Princípios, ao contrário, não determinam, quando verificado um caso de sua
aplicação, uma decisão concludente segundo uma formulação pronta e acabada[16].
Diversamente,
os princípios veiculam motivos, que falam por uma decisão. Outros princípios
que, de seu lado, segundo sua formulação seriam também aplicáveis, podem
preceder um outro princípio no caso concreto.
Porém,
graças ao seu caráter não concludente, não se mostram necessárias (todas), como
nas regras, as exceções que seriam de acolher numa formulação completa desse princípio.
Regras
são aplicáveis segundo um modelo de tudo-ou-nada, pois se os fatos estipulados
por uma regra estão dados, então, ou a regra é válida, situação na qual a
resposta que ela fornece precisa ser aceita, ou não é válida, circunstância na
qual ela não contribui em nada para a decisão.
Diversamente,
com os princípios, em um caso concreto, a sua aplicabilidade não se apresenta
de forma obrigatória, pois, nem mesmo os princípios que mais se aproximam de
uma regra estipulam consequências jurídicas que se devam seguir automaticamente
quando presentes as condições previstas em seu conteúdo.
Robert
Alexy elaborou com maior ênfase a distinção proposta por Dworkin e, com isso,
conferiu-lhe maior precisão conceitual. Parte de dois pressupostos básicos
muito semelhantes aos de Dworkin: o de que a distinção entre princípios e
regras é uma distinção entre duas espécies de gênero chamado “norma”; o de que
a distinção tem um caráter qualitativo, e não de grau.
A
contribuição decisiva de Alexy foi ter desenvolvido a tese dos princípios como
mandamentos de otimização.
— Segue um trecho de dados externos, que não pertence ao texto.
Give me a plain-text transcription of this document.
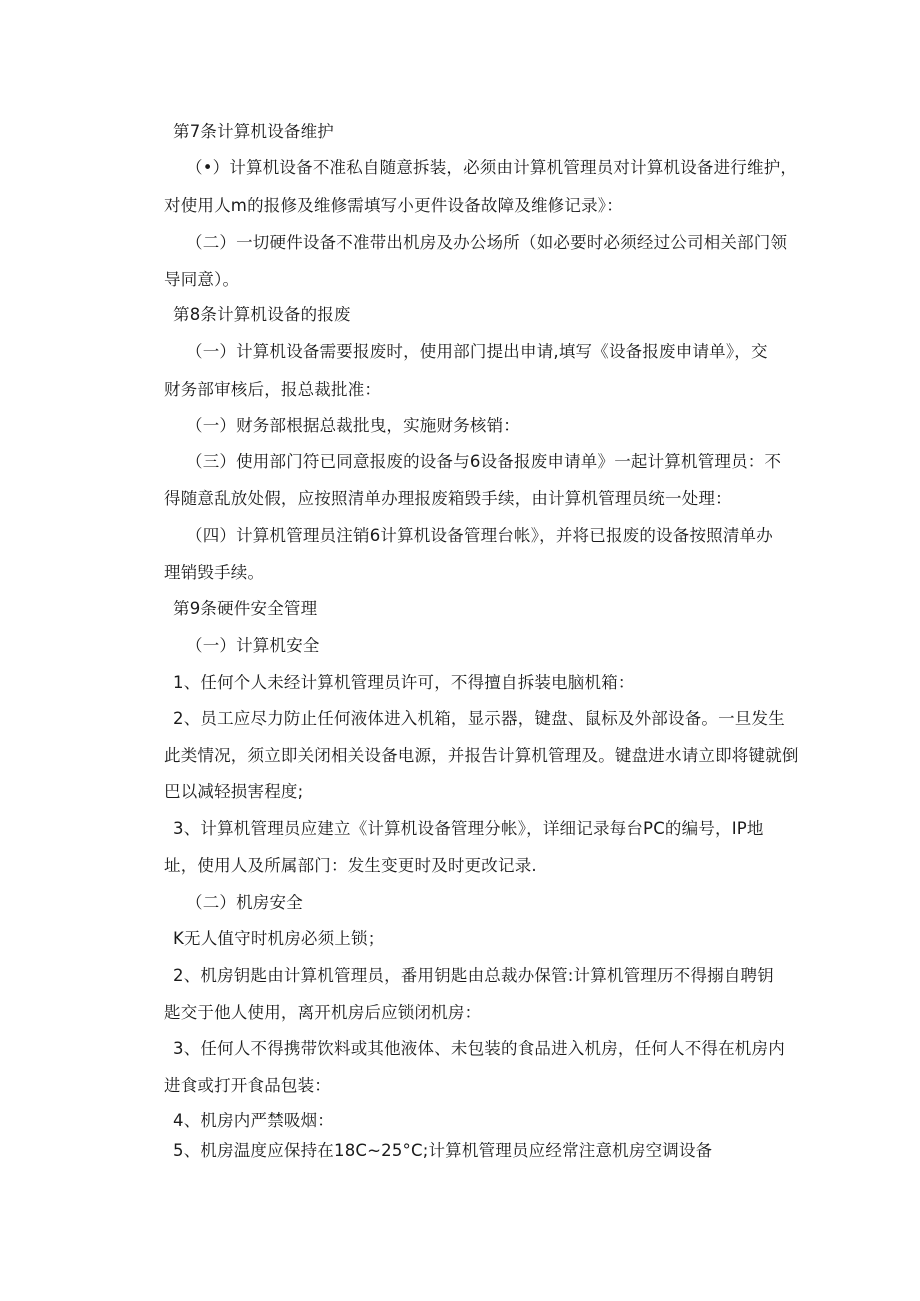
第7条计算机设备维护

（•）计算机设备不准私自随意拆装，必须由计算机管理员对计算机设备进行维护，

对使用人m的报修及维修需填写小更件设备故障及维修记录》：

（二）一切硬件设备不准带出机房及办公场所（如必要时必须经过公司相关部门领

导同意）。

第8条计算机设备的报废

（一）计算机设备需要报废时，使用部门提出申请,填写《设备报废申请单》，交

财务部审核后，报总裁批准：

（一）财务部根据总裁批曳，实施财务核销：

（三）使用部门符已同意报废的设备与6设备报废申请单》一起计算机管理员：不

得随意乱放处假，应按照清单办理报废箱毁手续，由计算机管理员统一处理：

（四）计算机管理员注销6计算机设备管理台帐》，并将已报废的设备按照清单办

理销毁手续。

第9条硬件安全管理

（一）计算机安全

1、任何个人未经计算机管理员许可，不得擅自拆装电脑机箱：

2、员工应尽力防止任何液体进入机箱，显示器，键盘、鼠标及外部设备。一旦发生

此类情况，须立即关闭相关设备电源，并报告计算机管理及。键盘进水请立即将键就倒

巴以减轻损害程度;

3、计算机管理员应建立《计算机设备管理分帐》，详细记录每台PC的编号，IP地

址，使用人及所属部门：发生变更时及时更改记录.

（二）机房安全

K无人值守时机房必须上锁；

2、机房钥匙由计算机管理员，番用钥匙由总裁办保管:计算机管理历不得搦自聘钥

匙交于他人使用，离开机房后应锁闭机房：

3、任何人不得携带饮料或其他液体、未包装的食品进入机房，任何人不得在机房内

进食或打开食品包装：

4、机房内严禁吸烟：

5、机房温度应保持在18C~25°C;计算机管理员应经常注意机房空调设备
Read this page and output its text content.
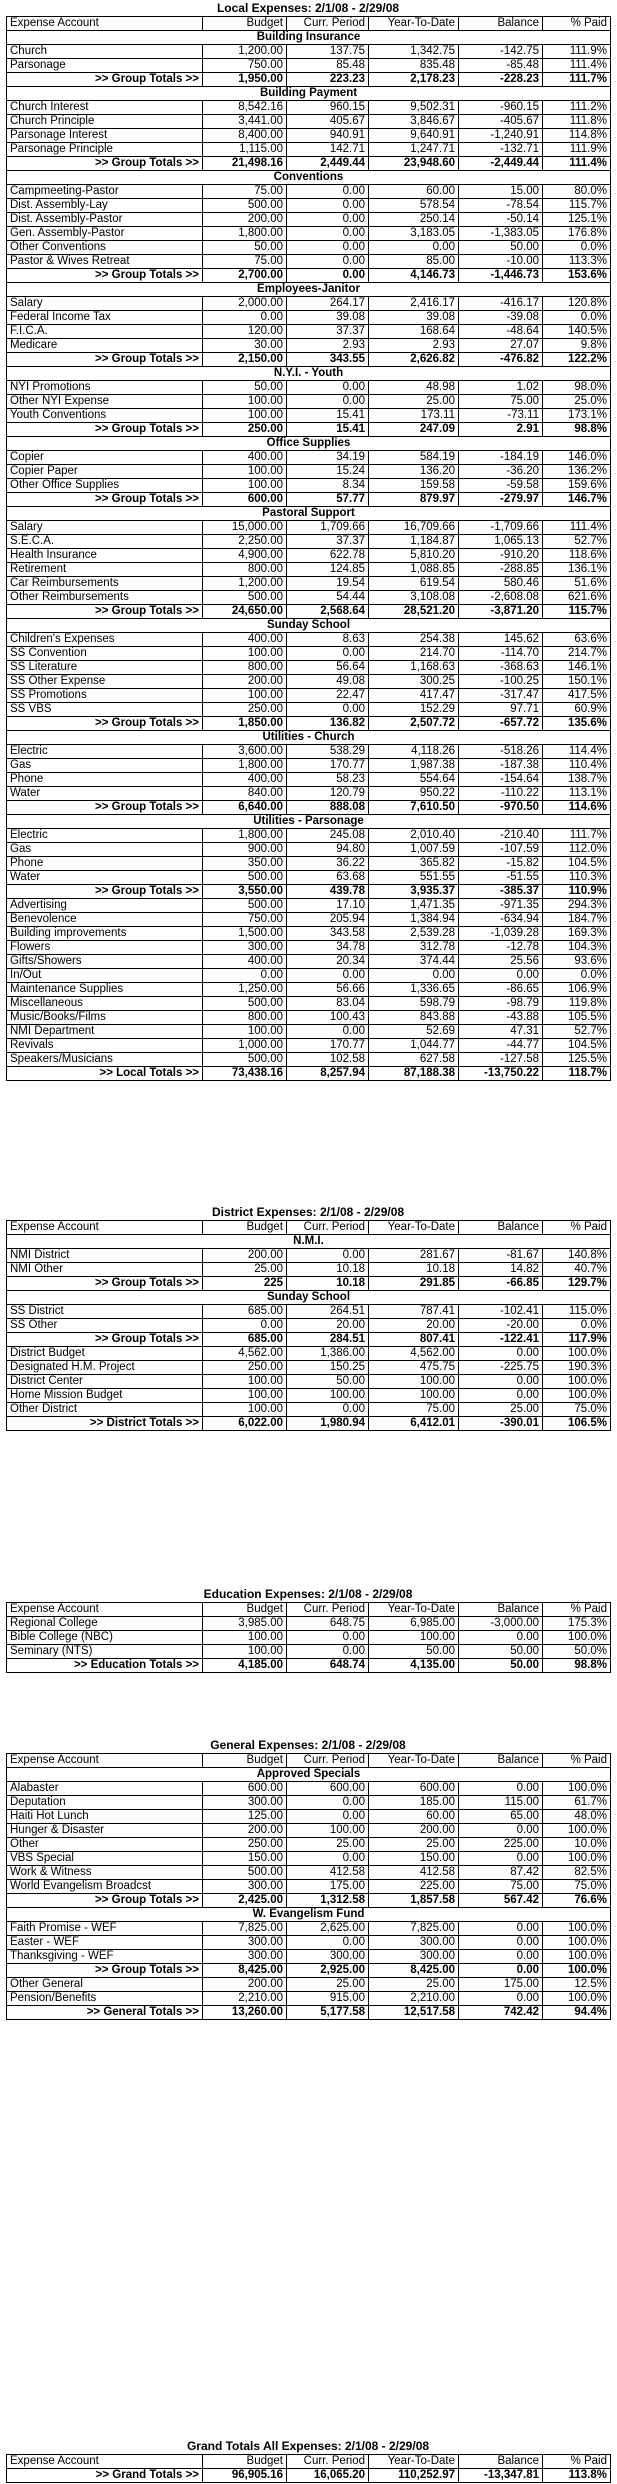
Local Expenses: 2/1/08 - 2/29/08
Expense Account	Budget	Curr. Period	Year-To-Date	Balance	% Paid
Building Insurance					
Church	1,200.00	137.75	1,342.75	-142.75	111.9%
Parsonage	750.00	85.48	835.48	-85.48	111.4%
>> Group Totals >>	1,950.00	223.23	2,178.23	-228.23	111.7%
Building Payment					
Church Interest	8,542.16	960.15	9,502.31	-960.15	111.2%
Church Principle	3,441.00	405.67	3,846.67	-405.67	111.8%
Parsonage Interest	8,400.00	940.91	9,640.91	-1,240.91	114.8%
Parsonage Principle	1,115.00	142.71	1,247.71	-132.71	111.9%
>> Group Totals >>	21,498.16	2,449.44	23,948.60	-2,449.44	111.4%
Conventions					
Campmeeting-Pastor	75.00	0.00	60.00	15.00	80.0%
Dist. Assembly-Lay	500.00	0.00	578.54	-78.54	115.7%
Dist. Assembly-Pastor	200.00	0.00	250.14	-50.14	125.1%
Gen. Assembly-Pastor	1,800.00	0.00	3,183.05	-1,383.05	176.8%
Other Conventions	50.00	0.00	0.00	50.00	0.0%
Pastor & Wives Retreat	75.00	0.00	85.00	-10.00	113.3%
>> Group Totals >>	2,700.00	0.00	4,146.73	-1,446.73	153.6%
Employees-Janitor					
Salary	2,000.00	264.17	2,416.17	-416.17	120.8%
Federal Income Tax	0.00	39.08	39.08	-39.08	0.0%
F.I.C.A.	120.00	37.37	168.64	-48.64	140.5%
Medicare	30.00	2.93	2.93	27.07	9.8%
>> Group Totals >>	2,150.00	343.55	2,626.82	-476.82	122.2%
N.Y.I. - Youth					
NYI Promotions	50.00	0.00	48.98	1.02	98.0%
Other NYI Expense	100.00	0.00	25.00	75.00	25.0%
Youth Conventions	100.00	15.41	173.11	-73.11	173.1%
>> Group Totals >>	250.00	15.41	247.09	2.91	98.8%
Office Supplies					
Copier	400.00	34.19	584.19	-184.19	146.0%
Copier Paper	100.00	15.24	136.20	-36.20	136.2%
Other Office Supplies	100.00	8.34	159.58	-59.58	159.6%
>> Group Totals >>	600.00	57.77	879.97	-279.97	146.7%
Pastoral Support					
Salary	15,000.00	1,709.66	16,709.66	-1,709.66	111.4%
S.E.C.A.	2,250.00	37.37	1,184.87	1,065.13	52.7%
Health Insurance	4,900.00	622.78	5,810.20	-910.20	118.6%
Retirement	800.00	124.85	1,088.85	-288.85	136.1%
Car Reimbursements	1,200.00	19.54	619.54	580.46	51.6%
Other Reimbursements	500.00	54.44	3,108.08	-2,608.08	621.6%
>> Group Totals >>	24,650.00	2,568.64	28,521.20	-3,871.20	115.7%
Sunday School					
Children's Expenses	400.00	8.63	254.38	145.62	63.6%
SS Convention	100.00	0.00	214.70	-114.70	214.7%
SS Literature	800.00	56.64	1,168.63	-368.63	146.1%
SS Other Expense	200.00	49.08	300.25	-100.25	150.1%
SS Promotions	100.00	22.47	417.47	-317.47	417.5%
SS VBS	250.00	0.00	152.29	97.71	60.9%
>> Group Totals >>	1,850.00	136.82	2,507.72	-657.72	135.6%
Utilities - Church					
Electric	3,600.00	538.29	4,118.26	-518.26	114.4%
Gas	1,800.00	170.77	1,987.38	-187.38	110.4%
Phone	400.00	58.23	554.64	-154.64	138.7%
Water	840.00	120.79	950.22	-110.22	113.1%
>> Group Totals >>	6,640.00	888.08	7,610.50	-970.50	114.6%
Utilities - Parsonage					
Electric	1,800.00	245.08	2,010.40	-210.40	111.7%
Gas	900.00	94.80	1,007.59	-107.59	112.0%
Phone	350.00	36.22	365.82	-15.82	104.5%
Water	500.00	63.68	551.55	-51.55	110.3%
>> Group Totals >>	3,550.00	439.78	3,935.37	-385.37	110.9%
Advertising	500.00	17.10	1,471.35	-971.35	294.3%
Benevolence	750.00	205.94	1,384.94	-634.94	184.7%
Building improvements	1,500.00	343.58	2,539.28	-1,039.28	169.3%
Flowers	300.00	34.78	312.78	-12.78	104.3%
Gifts/Showers	400.00	20.34	374.44	25.56	93.6%
In/Out	0.00	0.00	0.00	0.00	0.0%
Maintenance Supplies	1,250.00	56.66	1,336.65	-86.65	106.9%
Miscellaneous	500.00	83.04	598.79	-98.79	119.8%
Music/Books/Films	800.00	100.43	843.88	-43.88	105.5%
NMI Department	100.00	0.00	52.69	47.31	52.7%
Revivals	1,000.00	170.77	1,044.77	-44.77	104.5%
Speakers/Musicians	500.00	102.58	627.58	-127.58	125.5%
>> Local Totals >>	73,438.16	8,257.94	87,188.38	-13,750.22	118.7%
District Expenses: 2/1/08 - 2/29/08
Expense Account	Budget	Curr. Period	Year-To-Date	Balance	% Paid
N.M.I.					
NMI District	200.00	0.00	281.67	-81.67	140.8%
NMI Other	25.00	10.18	10.18	14.82	40.7%
>> Group Totals >>	225	10.18	291.85	-66.85	129.7%
Sunday School					
SS District	685.00	264.51	787.41	-102.41	115.0%
SS Other	0.00	20.00	20.00	-20.00	0.0%
>> Group Totals >>	685.00	284.51	807.41	-122.41	117.9%
District Budget	4,562.00	1,386.00	4,562.00	0.00	100.0%
Designated H.M. Project	250.00	150.25	475.75	-225.75	190.3%
District Center	100.00	50.00	100.00	0.00	100.0%
Home Mission Budget	100.00	100.00	100.00	0.00	100.0%
Other District	100.00	0.00	75.00	25.00	75.0%
>> District Totals >>	6,022.00	1,980.94	6,412.01	-390.01	106.5%
Education Expenses: 2/1/08 - 2/29/08
Expense Account	Budget	Curr. Period	Year-To-Date	Balance	% Paid
Regional College	3,985.00	648.75	6,985.00	-3,000.00	175.3%
Bible College (NBC)	100.00	0.00	100.00	0.00	100.0%
Seminary (NTS)	100.00	0.00	50.00	50.00	50.0%
>> Education Totals >>	4,185.00	648.74	4,135.00	50.00	98.8%
General Expenses: 2/1/08 - 2/29/08
Expense Account	Budget	Curr. Period	Year-To-Date	Balance	% Paid
Approved Specials					
Alabaster	600.00	600.00	600.00	0.00	100.0%
Deputation	300.00	0.00	185.00	115.00	61.7%
Haiti Hot Lunch	125.00	0.00	60.00	65.00	48.0%
Hunger & Disaster	200.00	100.00	200.00	0.00	100.0%
Other	250.00	25.00	25.00	225.00	10.0%
VBS Special	150.00	0.00	150.00	0.00	100.0%
Work & Witness	500.00	412.58	412.58	87.42	82.5%
World Evangelism Broadcst	300.00	175.00	225.00	75.00	75.0%
>> Group Totals >>	2,425.00	1,312.58	1,857.58	567.42	76.6%
W. Evangelism Fund					
Faith Promise - WEF	7,825.00	2,625.00	7,825.00	0.00	100.0%
Easter - WEF	300.00	0.00	300.00	0.00	100.0%
Thanksgiving - WEF	300.00	300.00	300.00	0.00	100.0%
>> Group Totals >>	8,425.00	2,925.00	8,425.00	0.00	100.0%
Other General	200.00	25.00	25.00	175.00	12.5%
Pension/Benefits	2,210.00	915.00	2,210.00	0.00	100.0%
>> General Totals >>	13,260.00	5,177.58	12,517.58	742.42	94.4%
Grand Totals All Expenses: 2/1/08 - 2/29/08
Expense Account	Budget	Curr. Period	Year-To-Date	Balance	% Paid
>> Grand Totals >>	96,905.16	16,065.20	110,252.97	-13,347.81	113.8%
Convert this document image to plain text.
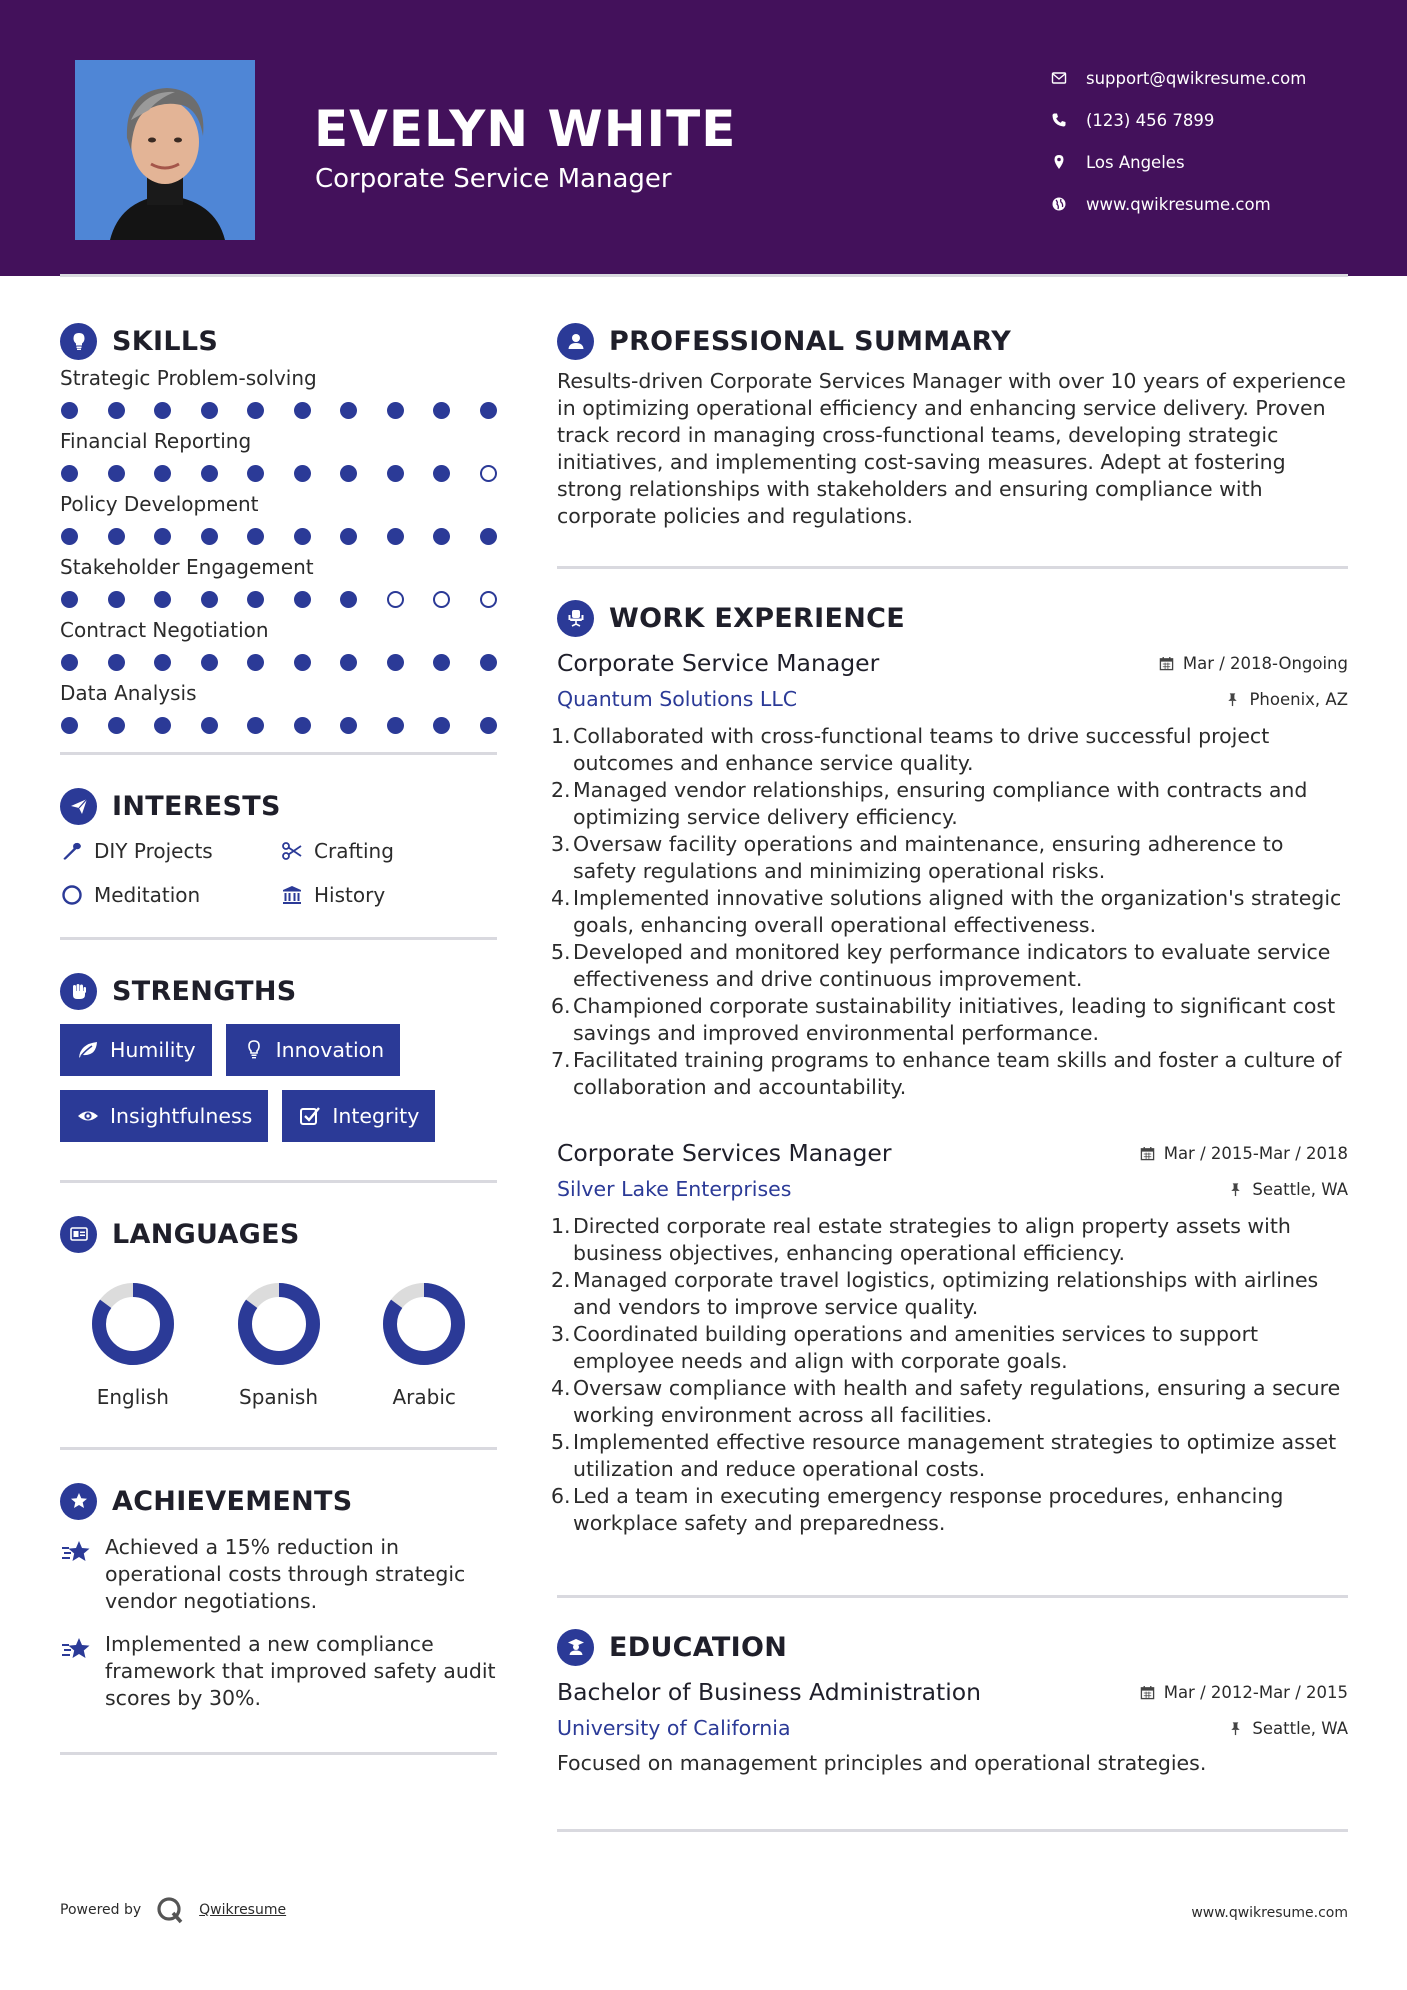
EVELYN WHITE
Corporate Service Manager
support@qwikresume.com
(123) 456 7899
Los Angeles
www.qwikresume.com
SKILLS
Strategic Problem-solving
Financial Reporting
Policy Development
Stakeholder Engagement
Contract Negotiation
Data Analysis
INTERESTS
DIY Projects	Crafting
Meditation	History
STRENGTHS
Humility	Innovation
Insightfulness	Integrity
LANGUAGES
English	Spanish	Arabic
ACHIEVEMENTS
Achieved a 15% reduction in operational costs through strategic vendor negotiations.
Implemented a new compliance framework that improved safety audit scores by 30%.
PROFESSIONAL SUMMARY
Results-driven Corporate Services Manager with over 10 years of experience in optimizing operational efficiency and enhancing service delivery. Proven track record in managing cross-functional teams, developing strategic initiatives, and implementing cost-saving measures. Adept at fostering strong relationships with stakeholders and ensuring compliance with corporate policies and regulations.
WORK EXPERIENCE
Corporate Service Manager	Mar / 2018-Ongoing
Quantum Solutions LLC	Phoenix, AZ
1. Collaborated with cross-functional teams to drive successful project outcomes and enhance service quality.
2. Managed vendor relationships, ensuring compliance with contracts and optimizing service delivery efficiency.
3. Oversaw facility operations and maintenance, ensuring adherence to safety regulations and minimizing operational risks.
4. Implemented innovative solutions aligned with the organization's strategic goals, enhancing overall operational effectiveness.
5. Developed and monitored key performance indicators to evaluate service effectiveness and drive continuous improvement.
6. Championed corporate sustainability initiatives, leading to significant cost savings and improved environmental performance.
7. Facilitated training programs to enhance team skills and foster a culture of collaboration and accountability.
Corporate Services Manager	Mar / 2015-Mar / 2018
Silver Lake Enterprises	Seattle, WA
1. Directed corporate real estate strategies to align property assets with business objectives, enhancing operational efficiency.
2. Managed corporate travel logistics, optimizing relationships with airlines and vendors to improve service quality.
3. Coordinated building operations and amenities services to support employee needs and align with corporate goals.
4. Oversaw compliance with health and safety regulations, ensuring a secure working environment across all facilities.
5. Implemented effective resource management strategies to optimize asset utilization and reduce operational costs.
6. Led a team in executing emergency response procedures, enhancing workplace safety and preparedness.
EDUCATION
Bachelor of Business Administration	Mar / 2012-Mar / 2015
University of California	Seattle, WA
Focused on management principles and operational strategies.
Powered by	Qwikresume	www.qwikresume.com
Desta forma, o referido doutrinador desenvolveu a
teoria dos princípios a partir de modelo conceitual semântico de norma. Partiu
de uma norma propriamente dita, uma norma que para Alexy é o significado de um
enunciado normativo.
Toda
norma pode ser expressa por enunciado normativo através do uso de expressões
deônticas como “proibido”, “permitido” e “comandado”.
A
norma, para Alexy, é o significado de um enunciado que diz que algo dever-ser.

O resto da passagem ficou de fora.